To support basic generic programming, Janet tables support a prototype table. A prototype table contains default values for a table if certain keys are not found in the original table. This allows many similar tables to share contents without duplicating memory.

# Simple Object Oriented behavior in Janet
(def proto1 @{:type :custom1
              :behave (fn [self x] (print "behaving " x))})
(def proto2 @{:type :custom2
              :behave (fn [self x] (print "behaving 2 " x))})

(def thing1 (table/setproto @{} proto1))
(def thing2 (table/setproto @{} proto2))

(print (thing1 :type)) # prints :custom1
(print (thing2 :type)) # prints :custom2

(:behave thing1 :a) # prints "behaving :a"
(:behave thing2 :b) # prints "behaving 2 :b"

Looking up a value in a table with a prototype can be summed up with the following algorithm.

  1. (get my-table my-key) is called.
  2. my-table is checked for the key my-key.

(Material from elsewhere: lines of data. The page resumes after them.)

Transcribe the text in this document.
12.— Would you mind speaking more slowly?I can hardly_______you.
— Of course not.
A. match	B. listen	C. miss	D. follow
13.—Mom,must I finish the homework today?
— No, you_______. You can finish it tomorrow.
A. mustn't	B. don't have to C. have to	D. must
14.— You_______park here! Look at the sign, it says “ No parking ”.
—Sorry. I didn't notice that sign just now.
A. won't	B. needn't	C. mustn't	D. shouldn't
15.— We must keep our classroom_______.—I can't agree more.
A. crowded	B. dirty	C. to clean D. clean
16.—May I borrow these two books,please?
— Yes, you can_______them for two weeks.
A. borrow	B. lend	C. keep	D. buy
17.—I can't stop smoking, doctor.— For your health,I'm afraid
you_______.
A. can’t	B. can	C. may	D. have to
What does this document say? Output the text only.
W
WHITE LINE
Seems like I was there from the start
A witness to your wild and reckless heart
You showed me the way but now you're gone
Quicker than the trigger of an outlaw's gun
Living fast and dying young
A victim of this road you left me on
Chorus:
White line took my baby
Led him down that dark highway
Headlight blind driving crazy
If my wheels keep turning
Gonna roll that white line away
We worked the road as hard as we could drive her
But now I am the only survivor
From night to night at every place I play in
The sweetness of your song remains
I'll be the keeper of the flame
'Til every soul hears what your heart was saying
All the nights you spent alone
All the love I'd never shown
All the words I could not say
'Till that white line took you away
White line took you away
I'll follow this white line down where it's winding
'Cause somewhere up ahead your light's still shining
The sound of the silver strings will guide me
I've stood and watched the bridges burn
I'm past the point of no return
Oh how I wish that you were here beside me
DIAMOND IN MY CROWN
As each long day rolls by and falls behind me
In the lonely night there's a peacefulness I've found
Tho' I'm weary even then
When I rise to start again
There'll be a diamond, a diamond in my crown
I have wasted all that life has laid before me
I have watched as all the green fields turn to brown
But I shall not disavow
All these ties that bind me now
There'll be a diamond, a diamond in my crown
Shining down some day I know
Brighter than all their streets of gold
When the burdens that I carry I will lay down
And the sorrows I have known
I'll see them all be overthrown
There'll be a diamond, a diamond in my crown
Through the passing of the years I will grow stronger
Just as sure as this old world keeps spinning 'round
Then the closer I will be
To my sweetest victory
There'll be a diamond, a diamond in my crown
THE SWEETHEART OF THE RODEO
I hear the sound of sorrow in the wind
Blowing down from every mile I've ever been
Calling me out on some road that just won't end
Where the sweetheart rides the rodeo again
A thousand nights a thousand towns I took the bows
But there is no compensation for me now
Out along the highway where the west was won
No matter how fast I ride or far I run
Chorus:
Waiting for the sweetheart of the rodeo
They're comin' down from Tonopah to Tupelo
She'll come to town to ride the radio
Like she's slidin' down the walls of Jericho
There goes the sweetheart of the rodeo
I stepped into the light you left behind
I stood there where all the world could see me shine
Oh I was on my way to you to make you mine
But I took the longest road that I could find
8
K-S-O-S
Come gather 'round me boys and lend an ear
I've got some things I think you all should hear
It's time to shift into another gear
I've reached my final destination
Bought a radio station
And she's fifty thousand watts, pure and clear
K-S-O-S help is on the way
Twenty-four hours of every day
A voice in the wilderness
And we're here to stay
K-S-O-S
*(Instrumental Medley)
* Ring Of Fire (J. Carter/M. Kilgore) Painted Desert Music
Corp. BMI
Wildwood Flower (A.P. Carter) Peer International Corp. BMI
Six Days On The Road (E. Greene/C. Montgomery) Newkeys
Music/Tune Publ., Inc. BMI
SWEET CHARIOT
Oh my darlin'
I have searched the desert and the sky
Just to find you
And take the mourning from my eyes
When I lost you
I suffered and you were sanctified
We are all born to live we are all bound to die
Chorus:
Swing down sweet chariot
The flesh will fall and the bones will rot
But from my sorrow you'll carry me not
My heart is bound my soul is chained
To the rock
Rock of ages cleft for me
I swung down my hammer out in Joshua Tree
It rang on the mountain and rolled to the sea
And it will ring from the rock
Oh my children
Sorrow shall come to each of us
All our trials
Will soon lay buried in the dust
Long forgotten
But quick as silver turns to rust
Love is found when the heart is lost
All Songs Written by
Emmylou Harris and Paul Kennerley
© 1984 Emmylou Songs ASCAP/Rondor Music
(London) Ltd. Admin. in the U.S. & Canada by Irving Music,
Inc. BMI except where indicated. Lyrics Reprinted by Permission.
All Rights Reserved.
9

If there is a value for the key, it is returned.
  3. If there is a prototype table for my-table, set my-table = my-table's prototype and go to 2. Otherwise go to 4.
  4. Return nil as the key was not found.

Janet will check up to about a 1000 prototypes recursively by default before giving up and returning nil. This is to prevent an infinite loop. This value can be changed by adjusting the JANET_RECURSION_GUARD value in janet.h.

Note that Janet prototypes are not as expressive as metatables in Lua and many other languages. This is by design, as adding Lua- or Python-like capabilities would not be technically difficult. Users should prefer plain data and functions that operate on them rather than mutable objects with methods. However, some object-oriented capabilities are useful in Janet for systems that require extra flexibility.